Plot: Anne (Kali Russell) has been taking care of her sister Karen (Holly Bonney) ever since they were children (Nadia Eiler, Aubrey Elise) and their parents died. But Karen has started dating drug dealer Chris (Taylor Guarisco) and things have been tense between the sisters ever since. When Chris gets shot and Karen goes missing, Anne’s life completely unravels and she finds herself in front of an alien tribunal tasked with finding out what happened.
Sister Tempest is a strange film, to say the least. It wraps the two sisters’ story into a surreal package of aliens, vampire-cannibals and angels. I enjoyed that approach a lot. Though there were a couple of things that I didn’t love, overall the film is an experience you should go for.

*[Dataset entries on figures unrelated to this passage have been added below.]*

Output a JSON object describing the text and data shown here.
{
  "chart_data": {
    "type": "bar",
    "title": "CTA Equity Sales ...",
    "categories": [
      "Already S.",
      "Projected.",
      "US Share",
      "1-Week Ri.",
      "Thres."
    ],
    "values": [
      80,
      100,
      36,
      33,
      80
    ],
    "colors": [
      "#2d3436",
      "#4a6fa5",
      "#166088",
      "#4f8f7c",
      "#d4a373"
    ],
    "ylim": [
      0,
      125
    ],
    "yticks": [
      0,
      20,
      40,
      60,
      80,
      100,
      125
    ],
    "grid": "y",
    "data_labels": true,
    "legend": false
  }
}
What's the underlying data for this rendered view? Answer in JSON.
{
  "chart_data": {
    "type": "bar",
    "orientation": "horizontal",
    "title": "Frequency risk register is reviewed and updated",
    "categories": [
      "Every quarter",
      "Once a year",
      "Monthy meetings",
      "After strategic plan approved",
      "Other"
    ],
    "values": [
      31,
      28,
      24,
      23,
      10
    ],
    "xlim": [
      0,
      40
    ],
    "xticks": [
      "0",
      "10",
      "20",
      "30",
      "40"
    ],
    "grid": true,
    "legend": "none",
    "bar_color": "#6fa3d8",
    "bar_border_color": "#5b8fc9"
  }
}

“Plot”: When MIT researcher Joy Buolamwini started working with facial recognition software for a class, she didn’t expect to discover that the AI is absolutely biased. She dug into the matter, uncovering more and more problems. Meanwhile facial recognition is used more all the time, for surveillance and police work, regardless of the problems that still aren’t solved.
Coded Bias takes on a very timely topic, considering the racist and also sexist bias in apparently neutral software and algorithms and its implications for police work, amont other things. It’s interesting, well-argued and so well-structured that time flies by and yet you never feel overwhelmed by the topic. It was the perfect choice of final film for the this human world Film Festival.
Glory to the Queen tells the story of four very different women who happened to have the same knack for chess. Combining historical footage and current images, it tries to show what their achievements in chess meant to them, to the world, to women, especially the women of Georgia. Unfortunately it isn’t always as clear in its storytelling as it should have been.
Plot: Right in Manhattan, there is an old firestation that has been transformed into a communal center. During the day, it is an educational space, offering political workshops and talks. During the night, it becomes a club playing house music. The thing that unites those halves is the prison-industrial complex in the USA as the center gives space to former inmates to share their experiences, to activists to campaign for prison abolishment and traces the way house music was developed by Black and Latinx communities as a form of liberation.
Bring Down the Walls takes a look at the strength that lies in community, activism and music, especially when they come together. It is an unusual perspective on the prison-industrial complex, but a welcome one.
Plot: Baghdad (Grace Orsato) cruises the streets of Sao Paulo with her skateboarding crew. When she isn’t out and about she hangs with her single mother (Karina Buhr) and little sister (Marie Maymone), and her mothers friends. Baghdad is little interested in school or anything but improving her skating abilities. But her group of friends is mostly boys, except for her and Vanessa (Nick Batista). Until they meet another group of female skaters.
My Name Is Baghdad is a wonderful film that takes a sharp look at how a girl really can’t ever be one of the boys – but she can be lucky to be one of the girls. It’s sweet and touching and has great energy.
Las ranas Director: Edgardo Castro Writer: Edgardo Castro Cast: Barbara Elisabeth Stanganelli, Nahuel Cabral, Gabriela Illarregui, María Eugenia Stillo Part of: this human world Film Festival Seen on: 12.12.2020
Plot: Barbara (Barbara Elisabeth Stanganelli) is one of the women called Las ranas – the frogs. That means she visits her boyfriend (Nahuel Cabral) in prison as much as she can. The prison is far and the visits are a strenuous addition to her everyday struggle to raise enough funds just to live. But she unfailingly goes, bringing food and whatever else is allowed and even what isn’t. Sometimes she also brings their daughter.
Las ranas is a fiction film that feels very much like a documentary. That has advantages but also disadvantages, and here and there I was wishing it would stick more to narrative conventions for fiction.